There’s also been talk among financial analysts about how the hedge fund, Paulson & Co., Inc., was one of the organizations left with a significant stake in SuperMedia, following the bankruptcy of Idearc. Paulson also holds a small piece of Dex One, following it’s emergence from the former R.H. Donnelley corporation’s bankruptcy and Chapter 11 reorganization. Paulson & Co. have apparently handled other sorts of speculative mergers and acquisitions profitably, so the Wall Street scuttlebutt is that they might have taken stakes in both companies with the intention of pushing them towards a merger from the outset of their bankruptcy kerfuffles.
The official press release about the Superpages/DexKnows distribution aggreement only speaks of how the arrangement will benefit both consumers and advertisers. The announcement might have been timed to precede Directional Media Strategies (DMS), an annual conference of yellow pages industry heavy-weights, hosted by BIA/Kelsey and the Yellow Pages Association.
Beyond the very telling involvement of Pauson Co., this distribution agreement is the very sort of advance preparation that these companies would be likely to undertake prior to a merger. I recall similar steps in Superpages’ history, prior to the GTE and Bell Atlantic mergers which birthed Verizon. Back before Verizon formed, GTE and BA set up a deal whereby Superpages began serving up the internet yellow pages results as a cobrand (whitelabel service) on behalf of Bell Atlantic’s BigYellow.com site.

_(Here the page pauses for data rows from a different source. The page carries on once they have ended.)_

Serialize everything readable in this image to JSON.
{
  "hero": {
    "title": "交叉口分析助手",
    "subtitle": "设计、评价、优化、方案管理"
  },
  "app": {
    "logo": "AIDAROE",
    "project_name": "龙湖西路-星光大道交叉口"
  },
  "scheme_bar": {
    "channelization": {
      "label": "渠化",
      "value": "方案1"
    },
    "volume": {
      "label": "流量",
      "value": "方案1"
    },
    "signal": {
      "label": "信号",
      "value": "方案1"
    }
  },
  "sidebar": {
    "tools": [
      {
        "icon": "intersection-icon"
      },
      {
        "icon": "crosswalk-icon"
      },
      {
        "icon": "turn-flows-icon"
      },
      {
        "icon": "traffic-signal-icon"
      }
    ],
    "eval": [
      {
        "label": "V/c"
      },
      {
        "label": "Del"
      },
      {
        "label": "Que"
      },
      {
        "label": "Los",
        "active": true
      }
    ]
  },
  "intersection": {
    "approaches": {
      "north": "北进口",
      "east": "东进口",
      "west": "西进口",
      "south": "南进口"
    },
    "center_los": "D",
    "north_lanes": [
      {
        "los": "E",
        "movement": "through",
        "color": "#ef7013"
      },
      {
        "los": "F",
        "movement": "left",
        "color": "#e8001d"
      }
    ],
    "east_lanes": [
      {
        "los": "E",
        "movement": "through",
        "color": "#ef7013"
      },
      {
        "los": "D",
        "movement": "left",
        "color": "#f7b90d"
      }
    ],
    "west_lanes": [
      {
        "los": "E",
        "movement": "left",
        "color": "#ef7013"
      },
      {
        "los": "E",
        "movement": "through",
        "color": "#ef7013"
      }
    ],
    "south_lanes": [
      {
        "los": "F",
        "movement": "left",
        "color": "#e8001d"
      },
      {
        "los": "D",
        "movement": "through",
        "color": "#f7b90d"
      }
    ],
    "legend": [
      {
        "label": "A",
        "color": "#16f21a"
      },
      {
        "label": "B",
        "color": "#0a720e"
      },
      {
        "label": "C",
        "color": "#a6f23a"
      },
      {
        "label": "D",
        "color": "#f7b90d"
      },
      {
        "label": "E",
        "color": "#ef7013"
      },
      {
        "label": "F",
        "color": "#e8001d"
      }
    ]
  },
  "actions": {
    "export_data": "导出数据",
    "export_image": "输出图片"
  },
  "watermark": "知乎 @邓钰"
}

To be sure, the distribution agreement is mutually beneficial to the two companies, aside from any conjectured merger — both get increased distribution for their content, and both improve the user-experience of their sites. But, such a intensely-friendly deal between two big competitors could also signal that they may be lining up in preparation to become one company.
My opinion is that such a merger would be ultimately beneficial to both companies in the long run, as per my ideas for “saving” the yellow pages. However, in the short term the M&A activities would likely pose considerable distraction from competitive development, and would likely add stress to both company’s employees, particularly following the stressful Chapt 11 stuff. The question will be whether these distractions from much-needed innovative development in internet products will be something that they can realistically recover from, before other speedy players in the local directory info space may take too much market-share.
I’m intending to attend and cover this year’s DMS conference here in Dallas, and I expect there will be a small spate of other interesting developments leading up to it!
Disclaimer: I’m not an investment expert, nor should anyone base investing decisions upon my suppositions. I also have not worked for Superpages for some years now, and I do not have any sort of insider information.